2019年3月31日日曜日

拾い読み日記 102


 3月最後の日。朝、すこしの制作と製本のあと、フランクのヴァイオリン・ソナタを聴いている。ぼんやりしてしまう。このところ、突然眠くなったり、めまいがしたり、体調が安定しない。
 
 昨日はりんてん舎の開店日。Mさんに頼んで、夫といっしょに花を贈った。夜いってみると、おもてに置いてあった。「ヒロイヨミ社」と路上でみると、あらためて、おもしろい名前だなと思った。うさんくさいというのか……。りんてん舎は、いい名前だと思う。
 夫と、Mさんと、「ヒマラヤ」で乾杯した。3人とも、ひと仕事終えたような感じ。よい夜。

 先週の火曜日、3人の古本屋さんと話した夜も、なんだかよかった。文芸サークルの部室での会話みたいで。3人とも、自分より、ずっと広く深く本を読んできていて、みんな、先輩みたいだなと思った。
 もっと本を読みたいと思った。それから、もっと人とこんなふうに本の話をできたら、と思った。これまで何を読んできたのか。いま何を読んでいるのか。構えずに、気をつかわずに。親密に。まじめに、てきとうに。
 本を通じて知り合っても、本の仕事をしていても、意外と、集まりなどでは、本の話をしなかったりする。今は、むかしよりずっと、本の話ができる人がまわりにいてくれて、そのことを、ときどき、心づよく感じる。それは、読めないときでも、本棚の背表紙を見るだけで安心する感じと、たぶん似ている。
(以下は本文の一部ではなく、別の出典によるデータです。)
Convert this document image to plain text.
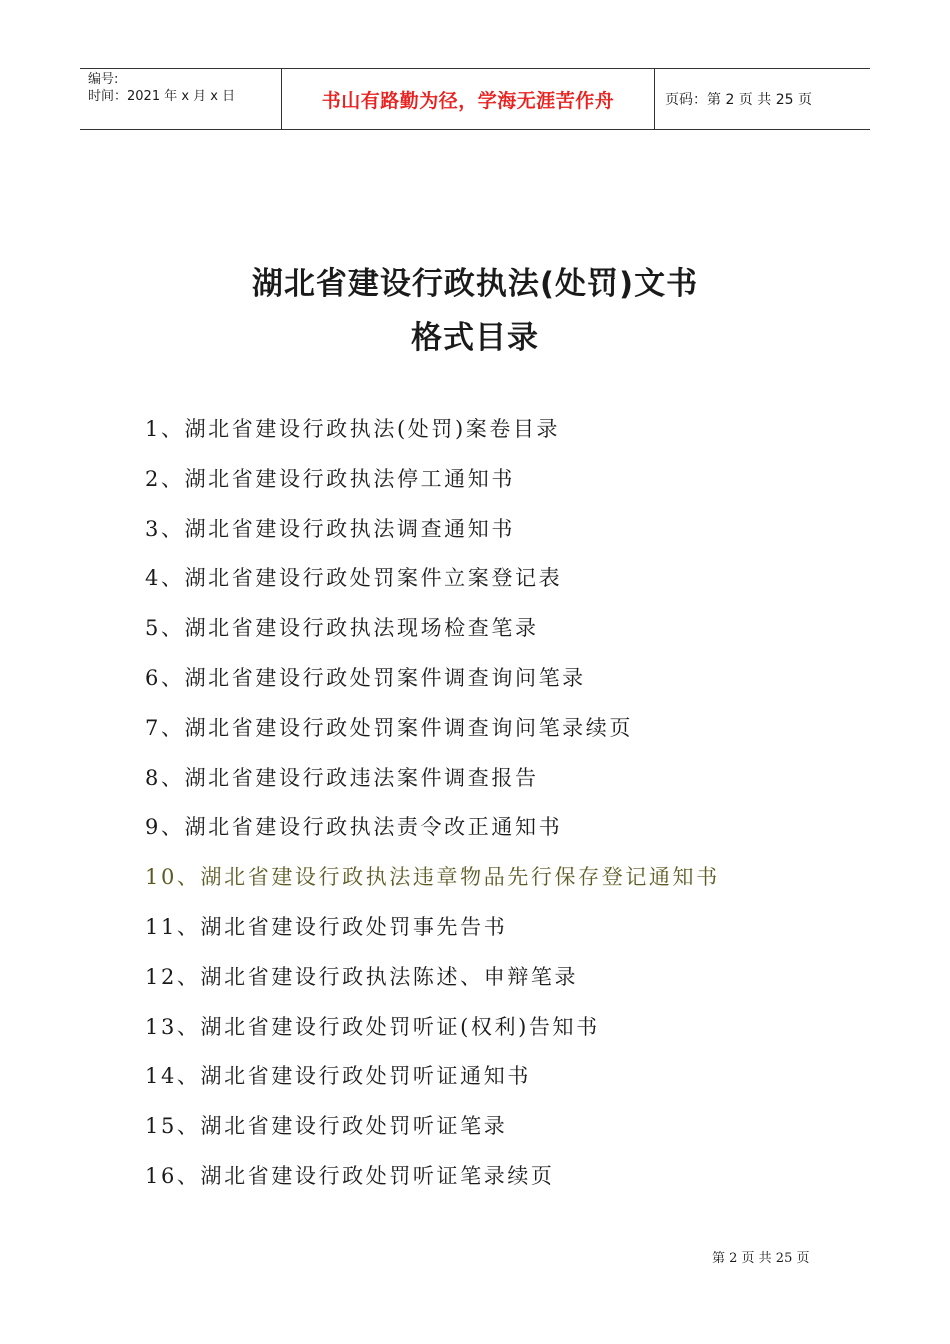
编号:
时间：2021 年 x 月 x 日	书山有路勤为径，学海无涯苦作舟	页码：第 2 页 共 25 页
湖北省建设行政执法(处罚)文书
格式目录
1、湖北省建设行政执法(处罚)案卷目录
2、湖北省建设行政执法停工通知书
3、湖北省建设行政执法调查通知书
4、湖北省建设行政处罚案件立案登记表
5、湖北省建设行政执法现场检查笔录
6、湖北省建设行政处罚案件调查询问笔录
7、湖北省建设行政处罚案件调查询问笔录续页
8、湖北省建设行政违法案件调查报告
9、湖北省建设行政执法责令改正通知书
10、湖北省建设行政执法违章物品先行保存登记通知书
11、湖北省建设行政处罚事先告书
12、湖北省建设行政执法陈述、申辩笔录
13、湖北省建设行政处罚听证(权利)告知书
14、湖北省建设行政处罚听证通知书
15、湖北省建设行政处罚听证笔录
16、湖北省建设行政处罚听证笔录续页
第 2 页 共 25 页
 平出隆『白球礼讃』を読み終えた。本を閉じてすぐ、野球がしたい、と思ったが、今は、その気持ちは、落ちついている。

 イケムラレイコ『どこにも属さないわたし』も読んだ。展覧会「土と星 Our Planet」で目にした一行が、ときどき脳裏をよぎる。

 Shall I show you my birdness ?


2019年3月24日日曜日

拾い読み日記 101


 いつのまにか日記の通し番号が100を越えた。何も続かない、と思っていたけれど、やってもやらなくてもいいことは、続けられるようだ。いつでもやめられるし、好きなだけ続けてもいい。
 二度目の結婚を機に「10年メモ」を買ってしばらく書いていたが、半年と続かなかった。10年分の空欄にプレッシャーを感じた。それに耐えられなかった。そんなに生きるのかなあ、と思ったり、そのころはどうしているのだろうなあ、と思ったりした。生きることへの不安が大きいのだろうが、それだけではない。予定されたもの、想定されたものからは、逃げたくなる。

「誠実な」日記なんてものを読んだことがありますか。「誠実な」日記なんて噓の極みでしょう……それに、つまるところ、誠実さなんて退屈きわまりない! 何の足しにもならない。(ゴンブロヴィッチ)

 スーザン・ソンタグ『書くこと、ロラン・バルトについて』からの孫引き。続かなかったのは、誠実さを要求されているように感じたからかもしれない。あのフォーマットもコンセプトも、自分には、つよすぎた。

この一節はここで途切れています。